The phone clicked, and I was on Hold, our world’s version of Limbo. At least there was no music, just silence, and it only lasted for a matter of seconds before she clicked back to ask what my call was in reference to.

“I’m a bookman,” I said. “I’ve just acquired an item that I believe might interest Mr. Leopold.”

“One moment, please.”
Click!

It was a longer moment than the first one, but then there was another click, followed by a man’s voice, speaking slowly in the Old New York accent you don’t hear much anymore, resonant with culture and good manners. It drew me back into that Childe Hassam painting of Central Park in winter, and carriage rides, and dinners at Delmonico’s.

“This is Edwin Leopold,” he said. “I’m afraid I didn’t get your name.”

“It’s Philip Lederer,” I said, “although there’s no reason you should know it, Mr. Leopold. I’m taking the liberty of calling you because I’ve come into the possession of a book I’ve reason to believe might interest you.”

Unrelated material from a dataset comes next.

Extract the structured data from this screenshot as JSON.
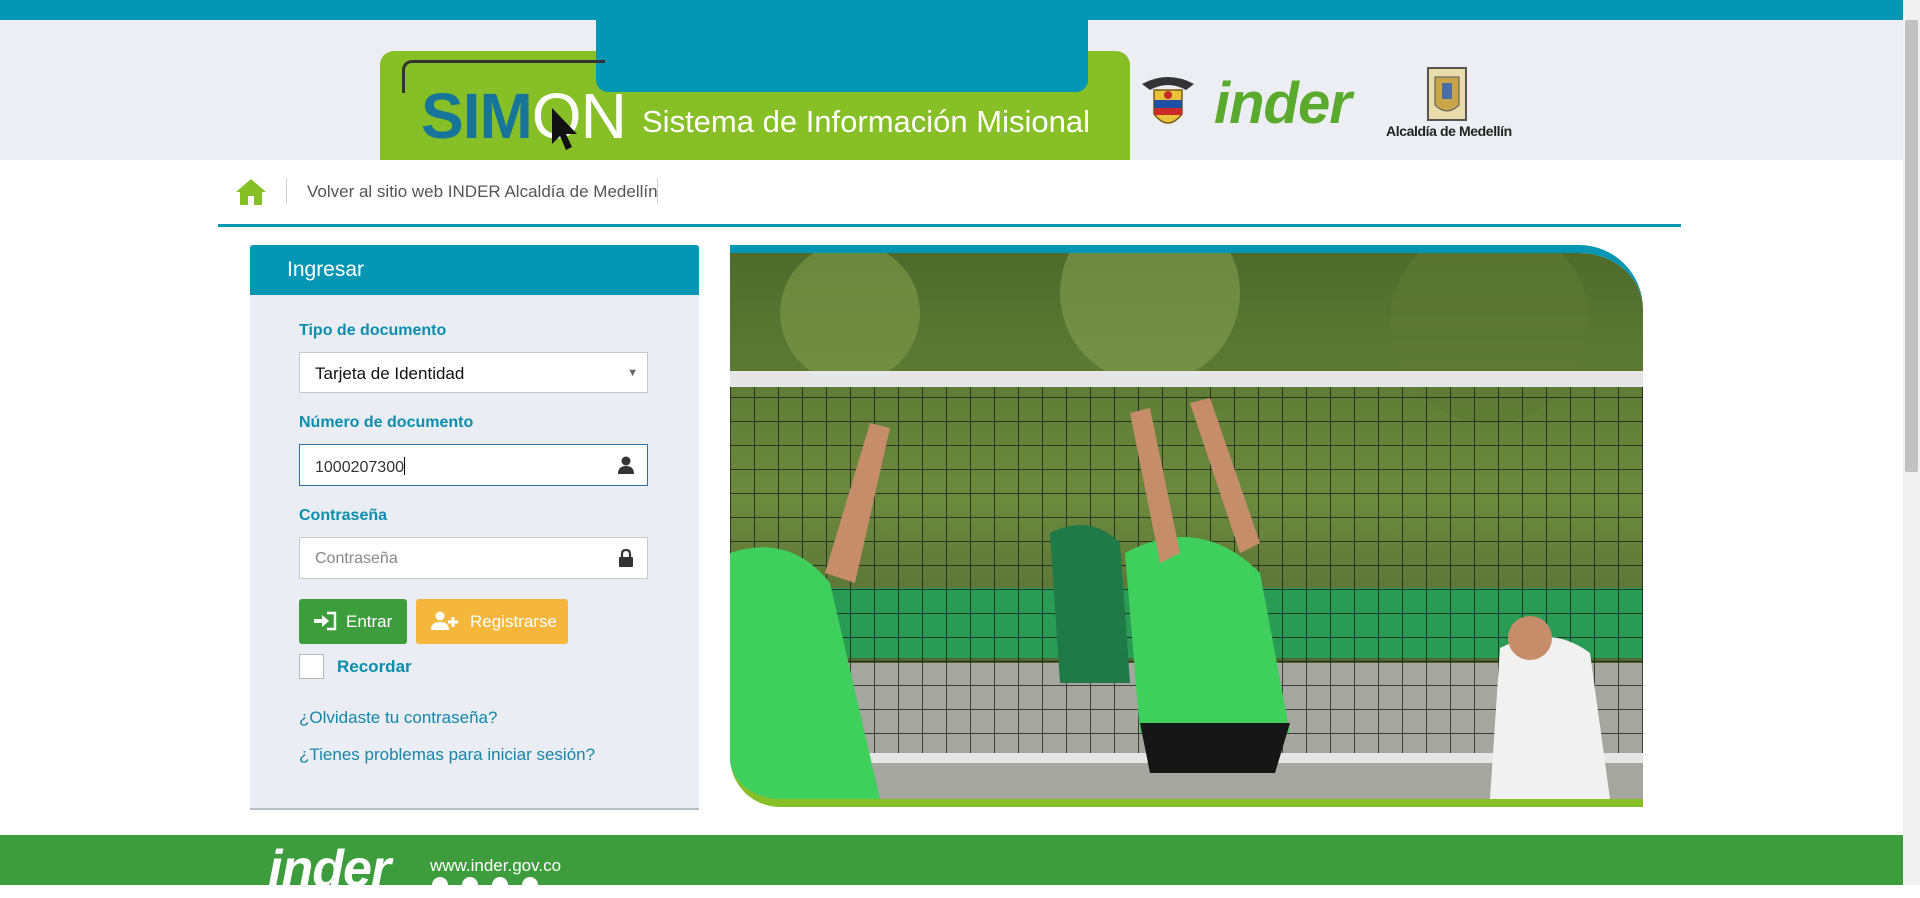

“So Miss Miller said. I’m not a book collector, sir, although I do have a small and highly specialized library. But why don’t you tell me the name of this volume.”

“It’s Culloden’s work on Colonial silver,” I said. “That would be Thomas Baird Culloden, and—”

“Yes, of course,” he said. “You actually have a copy in hand?”

“It’s in front of me right now.”


Adventures With Colonial Silver
. No, I’ve got that wrong.
My Adventures With Colonial Silver.
There’s a copy in the library of Trinity College in Hartford. Culloden’s alma mater, he presented them with a copy and they seem to have kept it. They wouldn’t be persuaded either to sell it to me or to have it photocopied. They said I’d be welcome to examine it on their premises. Well, that of course was out of the question. Your copy is sound, Mr. Lederer?”

“Easily very fine. There’s no dust jacket, but—”

“I wouldn’t think there was one, would you? A private printing for private distribution? No need for a wrapper to prevent its getting shopworn if it was never to see the inside of a shop. The pages are all there?”

“Yes.”

“And the plates? Collotype plates, and there should be 24 pages of them.”

“They’re all here.” I drew a breath. “And there’s an inscription.”

“Always unfortunate,” he said, “but nothing one can’t live with.
Happy Christmas to Celestine from Aunt Mary
—something along those lines, I would suppose.”


To Hester R. Longbranch,
” I read, “
to whose illustrious ancestor all of us owe so much.
And it’s signed with his initials, T.B.C. I can only assume they’re his initials, and that it’s in his hand, although I can’t verify the latter.”

“It would have to be,” he said. “Hester R. Longbranch. The middle initial stands for Revere, her illustrious ancestor. Who else but Culloden could have written that inscription? He was honoring one of our greatest patriots, and surely Colonial America’s foremost silversmith. There’s another for whom I have a special affection, but one cannot deny Paul Revere’s greater prominence.”

“I don’t know anything about silver,” I said. “He’s certainly the one I’ve heard of. One if by land and all that.”

“ ‘Ready to ride and spread the alarm, To every Middlesex village and farm.’ Have you placed a price on your book, Mr. Lederer?”